Of course, the status of current world events lends itself to the popularity of the military blogger. The allied presence in Iraq and Afghanistan alone has accounted for a huge surge in interest in reading and writing military blogs. But beyond satisfying their reader’s curiousity, military blogs have maintained and expanded their readership due to the multi-dimensional experience they provide. Via the tools of the military blogger - webcams, digital cameras, blogs, email, and cell phones – the reader can be there right next to a Corporal on point during a patrol in Baghdad, can experience what it’s like to be a combat surgeon fighting to save the life of wounded soldier, or a spouse hoping never to see a notification team at her door announcing the death of a loved one. The military blogs are the windows into a world that few know first hand. While the mainstream media continues to focus on the numbers of casualties and the grand pronouncements in the war, these bloggers focus on the collective triumphs and individual sacrifices.

Simon & Schuster has agreed to publish a collection from military bloggers sometime in late 2006. I submitted the proposal and will be the editor and one of the many authors.

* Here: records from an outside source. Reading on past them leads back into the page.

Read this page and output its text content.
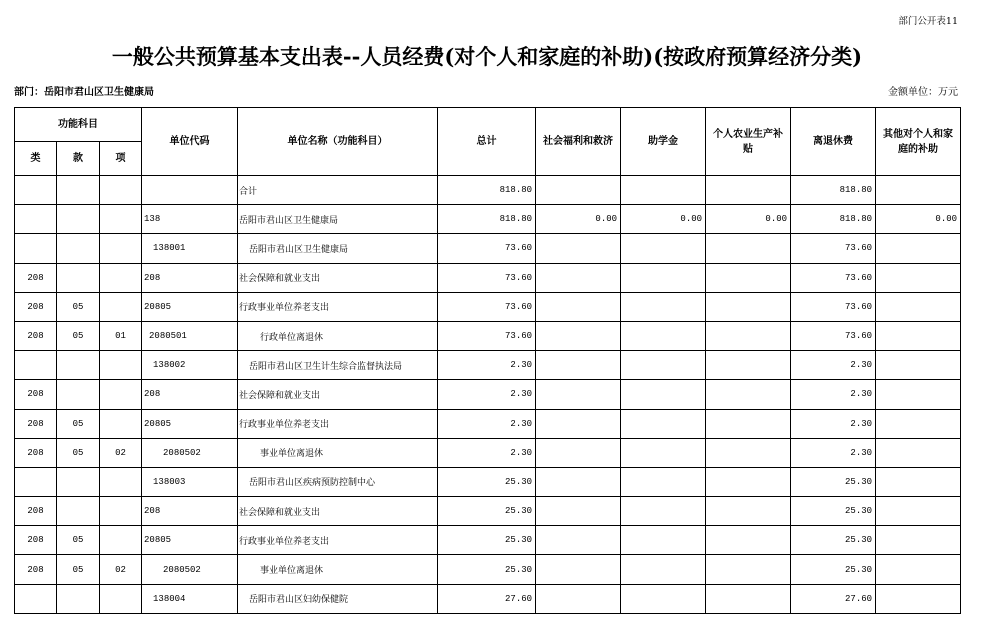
部门公开表11
一般公共预算基本支出表--人员经费(对个人和家庭的补助)(按政府预算经济分类)
部门：岳阳市君山区卫生健康局	金额单位：万元
功能科目			单位代码	单位名称（功能科目）	总计	社会福利和救济	助学金	个人农业生产补贴	离退休费	其他对个人和家庭的补助
类	款	项								
				合计	818.80				818.80	
			138	岳阳市君山区卫生健康局	818.80	0.00	0.00	0.00	818.80	0.00
			138001	岳阳市君山区卫生健康局	73.60				73.60	
208			208	社会保障和就业支出	73.60				73.60	
208	05		20805	行政事业单位养老支出	73.60				73.60	
208	05	01	2080501	行政单位离退休	73.60				73.60	
			138002	岳阳市君山区卫生计生综合监督执法局	2.30				2.30	
208			208	社会保障和就业支出	2.30				2.30	
208	05		20805	行政事业单位养老支出	2.30				2.30	
208	05	02	2080502	事业单位离退休	2.30				2.30	
			138003	岳阳市君山区疾病预防控制中心	25.30				25.30	
208			208	社会保障和就业支出	25.30				25.30	
208	05		20805	行政事业单位养老支出	25.30				25.30	
208	05	02	2080502	事业单位离退休	25.30				25.30	
			138004	岳阳市君山区妇幼保健院	27.60				27.60	
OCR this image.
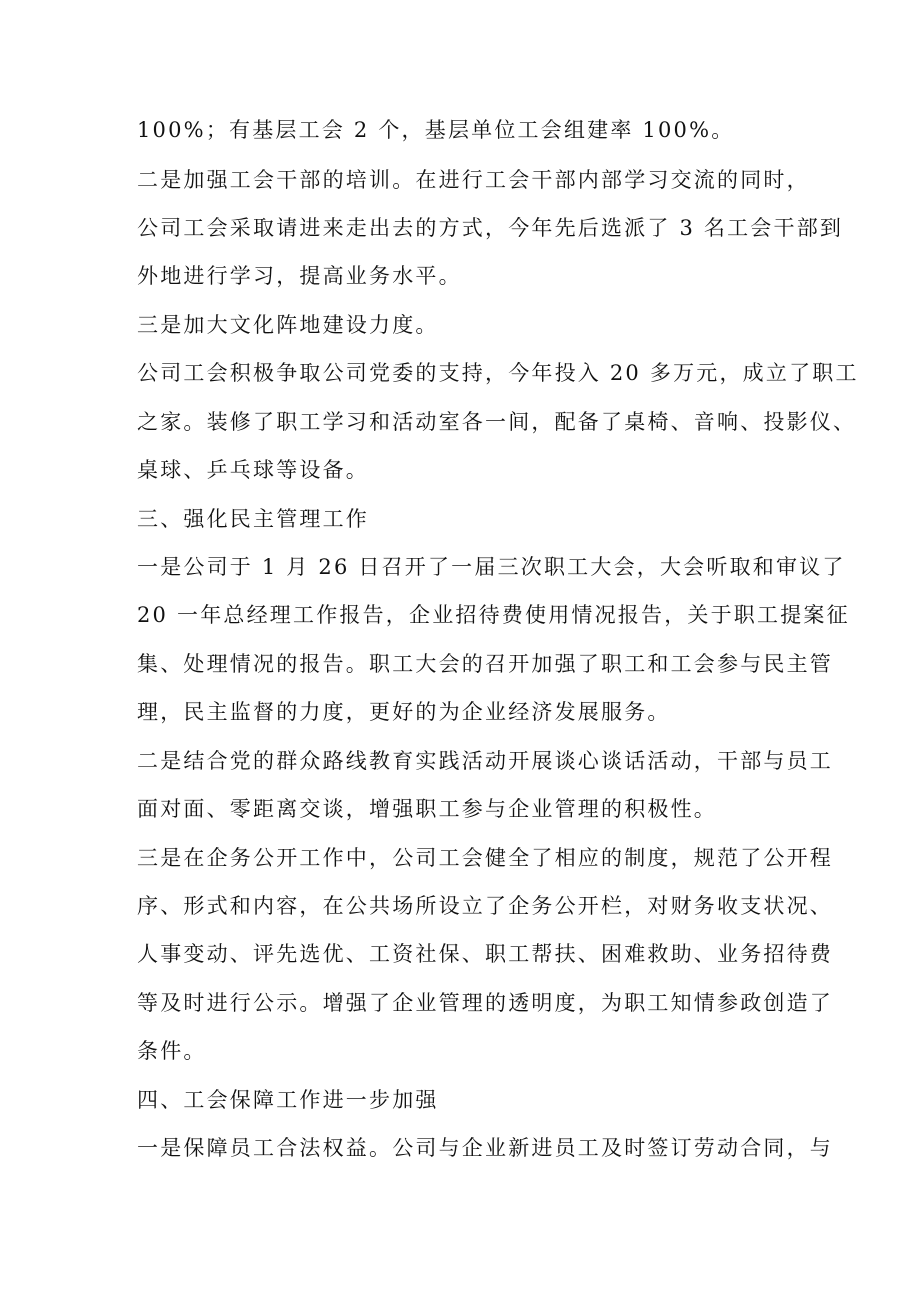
100%；有基层工会 2 个，基层单位工会组建率 100%。
二是加强工会干部的培训。在进行工会干部内部学习交流的同时，
公司工会采取请进来走出去的方式，今年先后选派了 3 名工会干部到
外地进行学习，提高业务水平。
三是加大文化阵地建设力度。
公司工会积极争取公司党委的支持，今年投入 20 多万元，成立了职工
之家。装修了职工学习和活动室各一间，配备了桌椅、音响、投影仪、
桌球、乒乓球等设备。
三、强化民主管理工作
一是公司于 1 月 26 日召开了一届三次职工大会，大会听取和审议了
20 一年总经理工作报告，企业招待费使用情况报告，关于职工提案征
集、处理情况的报告。职工大会的召开加强了职工和工会参与民主管
理，民主监督的力度，更好的为企业经济发展服务。
二是结合党的群众路线教育实践活动开展谈心谈话活动，干部与员工
面对面、零距离交谈，增强职工参与企业管理的积极性。
三是在企务公开工作中，公司工会健全了相应的制度，规范了公开程
序、形式和内容，在公共场所设立了企务公开栏，对财务收支状况、
人事变动、评先选优、工资社保、职工帮扶、困难救助、业务招待费
等及时进行公示。增强了企业管理的透明度，为职工知情参政创造了
条件。
四、工会保障工作进一步加强
一是保障员工合法权益。公司与企业新进员工及时签订劳动合同，与
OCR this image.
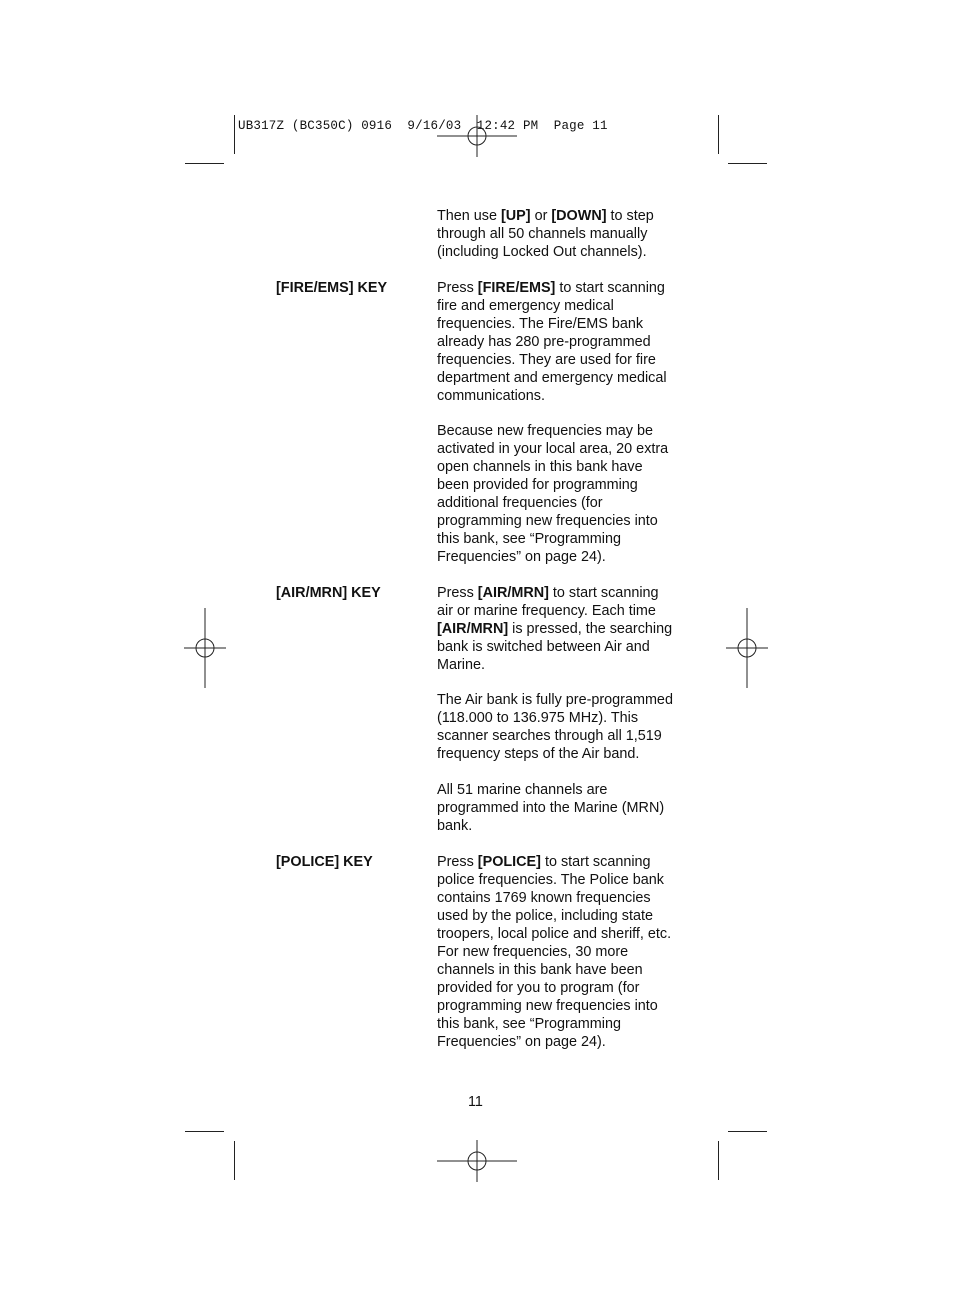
UB317Z (BC350C) 0916  9/16/03  12:42 PM  Page 11
Then use [UP] or [DOWN] to step
through all 50 channels manually
(including Locked Out channels).
[FIRE/EMS] KEY	Press [FIRE/EMS] to start scanning
fire and emergency medical
frequencies. The Fire/EMS bank
already has 280 pre-programmed
frequencies. They are used for fire
department and emergency medical
communications.
Because new frequencies may be
activated in your local area, 20 extra
open channels in this bank have
been provided for programming
additional frequencies (for
programming new frequencies into
this bank, see “Programming
Frequencies” on page 24).
[AIR/MRN] KEY	Press [AIR/MRN] to start scanning
air or marine frequency. Each time
[AIR/MRN] is pressed, the searching
bank is switched between Air and
Marine.
The Air bank is fully pre-programmed
(118.000 to 136.975 MHz). This
scanner searches through all 1,519
frequency steps of the Air band.
All 51 marine channels are
programmed into the Marine (MRN)
bank.
[POLICE] KEY	Press [POLICE] to start scanning
police frequencies. The Police bank
contains 1769 known frequencies
used by the police, including state
troopers, local police and sheriff, etc.
For new frequencies, 30 more
channels in this bank have been
provided for you to program (for
programming new frequencies into
this bank, see “Programming
Frequencies” on page 24).
11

We will bring together the best of the military blogs, the purest distillation of the myriad voices of this war. These bloggers provide a powerful insight into the military, the War on Terror, and the heart of our nation. By bringing these voices together, we offer the first real-time, “oral” history of a war while it still going on. We will provide stories from many of the military blogs that cover the full range of the experience of this war – from the decision to serve in the military to their return home, from the front lines to the home front, and from the med-evac units and hospitals where the price of freedom is paid in blood and suffering to the friends that made the ultimate sacrifice.

We will provide a new way to view the military - uncensored, unmediated, direct, intimate and immediate. For everyone on both sides of the computer screen—the military blogs have been an experiment in putting lives that are on the line, online: Now, by pulling together these voices into a choir, by giving the ephemeral internet bits and bytes a permanent place to live by putting them between covers, we hope to, in some small way, pay lasting tribute to those men and women who have opened this window into their lives and to convey a better understanding of what it’s like to be a part of the War.

While I have already been in contact with about 30 MilBloggers, I could use your help. This is your opportunity to influence the content of a book - what posts would you like to see in a book (on the history) of our soldiers in the War on Terror?

Please either email me suggestions or put a link (if use http:// with the URL, the link will be live) in the Comments of the best Military Blog posts that you have read.

As editor, I'm looking at a wide range of experiences - Saying Goodbye (from deciding to serve in the military to leaving loved ones behind), Combat, the Weight of Command, the Fallen, Homefront (spouse and parent blogs), Humor, Time Off, and Coming Home.

And, as always, thank you for supporting and visiting MilBlogs. This is happening, quite frankly, because of all of you.